Almost none of this is true of computer code, which humans understand at a fundamental level because, well, we invented it. Some argue that, for this reason, we can never truly program biology in a meaningful sense. No matter what measures we take to control it, they remind us, “life finds a way” to undermine or break out of the boxes we build around them (not always to such dramatic effect as Jurassic Park). In digital programming, predictability is key. There’s little use for a spreadsheet app that unexpectedly changes a number value every now and then. Yet one thing we can say for sure about life is that it is not predictable. In fact, evolution is powered by unpredictability, genetic mutation having contributed much of the dazzling variety of life on Earth.
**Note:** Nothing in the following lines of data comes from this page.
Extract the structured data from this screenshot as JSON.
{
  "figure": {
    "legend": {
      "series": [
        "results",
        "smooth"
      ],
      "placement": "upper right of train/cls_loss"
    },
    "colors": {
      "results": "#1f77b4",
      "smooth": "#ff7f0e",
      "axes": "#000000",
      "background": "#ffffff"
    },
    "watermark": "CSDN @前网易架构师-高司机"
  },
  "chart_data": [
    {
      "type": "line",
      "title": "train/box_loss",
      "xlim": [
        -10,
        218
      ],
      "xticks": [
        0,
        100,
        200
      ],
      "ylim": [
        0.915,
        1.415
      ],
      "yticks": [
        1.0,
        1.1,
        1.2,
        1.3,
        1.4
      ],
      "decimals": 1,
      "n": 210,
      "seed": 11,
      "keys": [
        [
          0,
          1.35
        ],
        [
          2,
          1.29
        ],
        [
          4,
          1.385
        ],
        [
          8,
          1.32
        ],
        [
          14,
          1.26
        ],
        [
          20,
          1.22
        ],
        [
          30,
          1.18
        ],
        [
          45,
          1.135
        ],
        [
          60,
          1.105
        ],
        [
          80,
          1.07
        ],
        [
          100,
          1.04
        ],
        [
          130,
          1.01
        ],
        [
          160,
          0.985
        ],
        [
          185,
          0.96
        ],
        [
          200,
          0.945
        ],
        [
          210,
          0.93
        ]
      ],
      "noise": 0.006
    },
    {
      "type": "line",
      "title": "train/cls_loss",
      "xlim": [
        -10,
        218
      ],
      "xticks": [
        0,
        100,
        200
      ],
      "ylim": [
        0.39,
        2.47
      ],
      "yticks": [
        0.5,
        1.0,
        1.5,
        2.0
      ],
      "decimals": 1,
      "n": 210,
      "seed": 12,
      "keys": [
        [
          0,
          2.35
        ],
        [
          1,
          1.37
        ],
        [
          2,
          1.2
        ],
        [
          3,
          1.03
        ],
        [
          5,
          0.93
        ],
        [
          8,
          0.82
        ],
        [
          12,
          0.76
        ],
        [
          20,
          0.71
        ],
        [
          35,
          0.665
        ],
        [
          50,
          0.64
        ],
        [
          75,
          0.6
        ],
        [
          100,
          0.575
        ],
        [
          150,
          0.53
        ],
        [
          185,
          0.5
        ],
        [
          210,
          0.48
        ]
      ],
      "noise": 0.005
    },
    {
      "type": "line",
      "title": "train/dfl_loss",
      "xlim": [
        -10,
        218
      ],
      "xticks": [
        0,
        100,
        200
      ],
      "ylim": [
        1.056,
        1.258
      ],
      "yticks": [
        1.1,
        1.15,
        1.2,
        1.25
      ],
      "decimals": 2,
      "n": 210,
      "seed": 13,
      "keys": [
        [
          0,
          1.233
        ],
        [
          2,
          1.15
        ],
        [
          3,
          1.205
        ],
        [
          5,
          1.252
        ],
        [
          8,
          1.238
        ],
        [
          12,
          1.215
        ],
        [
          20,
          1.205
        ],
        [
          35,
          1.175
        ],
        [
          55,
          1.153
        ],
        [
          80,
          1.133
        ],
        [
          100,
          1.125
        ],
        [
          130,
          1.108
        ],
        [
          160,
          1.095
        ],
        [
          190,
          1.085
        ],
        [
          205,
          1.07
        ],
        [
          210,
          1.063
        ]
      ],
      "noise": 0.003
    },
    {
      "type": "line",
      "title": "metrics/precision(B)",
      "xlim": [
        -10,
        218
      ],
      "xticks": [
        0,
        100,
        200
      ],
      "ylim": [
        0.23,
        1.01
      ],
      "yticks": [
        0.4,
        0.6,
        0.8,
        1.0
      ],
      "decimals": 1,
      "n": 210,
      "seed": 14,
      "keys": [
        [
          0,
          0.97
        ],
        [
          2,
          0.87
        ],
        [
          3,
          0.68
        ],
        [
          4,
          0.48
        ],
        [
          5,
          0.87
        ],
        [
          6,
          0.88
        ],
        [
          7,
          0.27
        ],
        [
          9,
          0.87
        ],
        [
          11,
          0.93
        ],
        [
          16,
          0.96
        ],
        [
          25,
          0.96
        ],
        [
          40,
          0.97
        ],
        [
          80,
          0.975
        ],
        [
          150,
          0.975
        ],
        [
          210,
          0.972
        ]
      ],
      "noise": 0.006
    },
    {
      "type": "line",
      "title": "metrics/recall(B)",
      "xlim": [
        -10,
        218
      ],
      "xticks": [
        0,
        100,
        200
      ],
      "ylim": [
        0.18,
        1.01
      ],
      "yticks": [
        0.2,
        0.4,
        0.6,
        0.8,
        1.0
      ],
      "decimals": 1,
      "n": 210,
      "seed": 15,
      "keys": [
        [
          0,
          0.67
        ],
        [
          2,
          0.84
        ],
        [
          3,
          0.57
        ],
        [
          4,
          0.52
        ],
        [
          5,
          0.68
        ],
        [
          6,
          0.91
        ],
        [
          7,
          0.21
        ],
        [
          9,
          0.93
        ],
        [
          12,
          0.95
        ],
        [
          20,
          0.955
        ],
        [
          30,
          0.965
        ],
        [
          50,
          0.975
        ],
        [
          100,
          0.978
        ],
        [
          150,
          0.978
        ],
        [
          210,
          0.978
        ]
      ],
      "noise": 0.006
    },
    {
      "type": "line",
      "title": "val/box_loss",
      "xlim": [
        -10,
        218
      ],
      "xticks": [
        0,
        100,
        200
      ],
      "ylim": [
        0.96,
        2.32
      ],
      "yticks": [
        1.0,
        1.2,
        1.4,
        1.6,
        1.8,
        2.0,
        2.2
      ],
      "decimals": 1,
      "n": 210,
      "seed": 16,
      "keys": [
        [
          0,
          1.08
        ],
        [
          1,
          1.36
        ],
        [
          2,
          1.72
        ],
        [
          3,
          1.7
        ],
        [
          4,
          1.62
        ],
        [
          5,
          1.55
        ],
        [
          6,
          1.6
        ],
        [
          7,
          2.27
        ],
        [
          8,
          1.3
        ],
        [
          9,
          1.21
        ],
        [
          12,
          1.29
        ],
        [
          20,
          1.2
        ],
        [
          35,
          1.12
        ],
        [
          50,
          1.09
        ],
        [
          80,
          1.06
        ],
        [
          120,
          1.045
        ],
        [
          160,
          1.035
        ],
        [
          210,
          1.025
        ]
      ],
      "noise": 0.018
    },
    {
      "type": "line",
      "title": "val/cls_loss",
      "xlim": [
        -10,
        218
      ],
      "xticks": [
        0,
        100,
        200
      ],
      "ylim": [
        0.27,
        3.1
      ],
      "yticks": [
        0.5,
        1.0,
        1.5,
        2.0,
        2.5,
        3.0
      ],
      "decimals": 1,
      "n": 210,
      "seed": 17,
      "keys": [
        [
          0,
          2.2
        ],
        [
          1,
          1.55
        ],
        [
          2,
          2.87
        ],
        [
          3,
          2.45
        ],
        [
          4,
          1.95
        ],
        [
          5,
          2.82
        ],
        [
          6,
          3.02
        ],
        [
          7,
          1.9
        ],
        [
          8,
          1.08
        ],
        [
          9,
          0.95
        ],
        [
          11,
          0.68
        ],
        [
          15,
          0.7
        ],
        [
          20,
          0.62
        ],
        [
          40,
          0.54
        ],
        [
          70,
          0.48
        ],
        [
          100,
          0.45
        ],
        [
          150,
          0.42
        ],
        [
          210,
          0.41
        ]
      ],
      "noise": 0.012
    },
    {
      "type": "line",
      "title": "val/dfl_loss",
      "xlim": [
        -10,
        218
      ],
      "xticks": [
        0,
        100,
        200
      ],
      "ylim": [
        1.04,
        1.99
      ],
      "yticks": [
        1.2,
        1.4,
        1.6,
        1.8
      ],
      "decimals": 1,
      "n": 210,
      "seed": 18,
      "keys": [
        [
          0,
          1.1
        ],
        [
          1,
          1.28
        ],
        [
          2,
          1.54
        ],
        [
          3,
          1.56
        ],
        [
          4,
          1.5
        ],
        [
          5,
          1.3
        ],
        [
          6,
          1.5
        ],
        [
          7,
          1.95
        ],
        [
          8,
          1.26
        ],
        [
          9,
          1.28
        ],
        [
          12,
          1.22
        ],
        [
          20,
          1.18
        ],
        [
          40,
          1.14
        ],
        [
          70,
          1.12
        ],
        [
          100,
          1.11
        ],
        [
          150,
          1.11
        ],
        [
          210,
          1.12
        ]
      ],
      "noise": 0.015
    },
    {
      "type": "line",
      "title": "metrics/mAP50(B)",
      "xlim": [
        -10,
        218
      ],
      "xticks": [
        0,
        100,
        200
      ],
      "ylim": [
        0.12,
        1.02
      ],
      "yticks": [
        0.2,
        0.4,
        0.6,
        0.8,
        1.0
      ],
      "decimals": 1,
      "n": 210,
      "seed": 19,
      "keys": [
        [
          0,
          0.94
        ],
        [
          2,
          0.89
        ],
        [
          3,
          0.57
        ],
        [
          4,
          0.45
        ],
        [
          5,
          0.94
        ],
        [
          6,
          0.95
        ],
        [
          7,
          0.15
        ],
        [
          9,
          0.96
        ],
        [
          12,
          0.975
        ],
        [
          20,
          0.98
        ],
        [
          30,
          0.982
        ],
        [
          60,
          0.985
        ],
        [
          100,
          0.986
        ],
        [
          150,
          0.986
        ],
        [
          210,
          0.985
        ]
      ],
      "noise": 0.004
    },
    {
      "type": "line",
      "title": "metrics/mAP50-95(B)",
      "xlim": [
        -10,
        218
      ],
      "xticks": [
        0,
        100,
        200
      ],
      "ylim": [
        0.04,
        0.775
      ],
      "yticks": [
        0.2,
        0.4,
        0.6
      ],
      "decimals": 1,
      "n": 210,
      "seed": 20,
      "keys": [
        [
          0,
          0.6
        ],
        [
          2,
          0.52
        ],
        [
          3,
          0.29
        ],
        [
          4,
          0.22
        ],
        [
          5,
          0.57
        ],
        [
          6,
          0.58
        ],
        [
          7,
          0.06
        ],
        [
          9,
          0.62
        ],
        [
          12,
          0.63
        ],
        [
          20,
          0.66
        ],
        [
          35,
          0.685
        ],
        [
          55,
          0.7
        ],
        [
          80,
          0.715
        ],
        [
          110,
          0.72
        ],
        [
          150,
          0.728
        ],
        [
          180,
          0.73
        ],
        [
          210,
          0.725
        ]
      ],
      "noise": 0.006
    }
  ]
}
At the same time, we regularly build and use complex systems of significantly limited predictability. Airplanes, traffic systems, computer networks, all are made up of so many smaller, predictable parts that their behavior is only predictable up to a point, always capable of doing something that no one sees coming. For anyone who doesn’t know its inner workings, even a perfectly constructed computer could be called a ‘black box’: we know what goes in and what comes out, without understanding what’s happening inside. Something similar could be said of the current relationship to biology.

Fuzzy Logic

Luckily for biotechnology, the path to progress may not require a complete grasp on the code of life. Deeper knowledge and abilities can be attained by embracing the inevitable margins of mystery that come from working with living systems. Feeding new genetic code into a cell with an expected result, while also being open to the unexpected, could be called programming, or perhaps prodding, posing a question to nature herself. While this may not be as reliable or efficient as drafting code for a computer program, the upside is that the answers are often surprising, and sometimes relate to questions that weren’t even asked. That’s how innovation happens, and it sets biology apart from any other ‘programmable’ domain in some exciting ways.

In industry, there is not the luxury of waiting for a full grasp of the complex systems that evolution has dreamt up over the last four billion years before they can be put to use. The imperative to hit milestones and deliver useful, scalable, and ultimately marketable products leaves no option except to find the most direct path to the best and most useful outcomes. Accepting the reality of working with unpredictability means building mostly predictable systems that can tolerate the many unexpected — but often useful — behaviors of nature. Once those processes are within the realm of repeatability accepted by traditional computation or manufacturing processes, the distinction becomes less important.

The complexity of biology is cause for humility, but also enthusiasm. There is an opportunity in biotechnology to learn and even harness processes and abilities that no one could never invent, let alone fully understand. We didn’t invent the chicken, for example, and certainly don’t understand all its working parts, what’s going on in its mind when we feed them, or what the chain of events that converts grains into an egg that can produce an entire new chicken. But they offer us so much value, reliably and at scale, that they might as well be considered advanced technology. The question of whether gene editing and coding living systems amounts to ‘programming’, then, is largely semantic. It’s also secondary to the real question: what will be done with these new and ever-improving abilities? In trying to understand the fundamental workings of biology, so long as we are finding ways of improving our quality of life and the health of the planet, it shouldn’t really matter what word we use to describe it.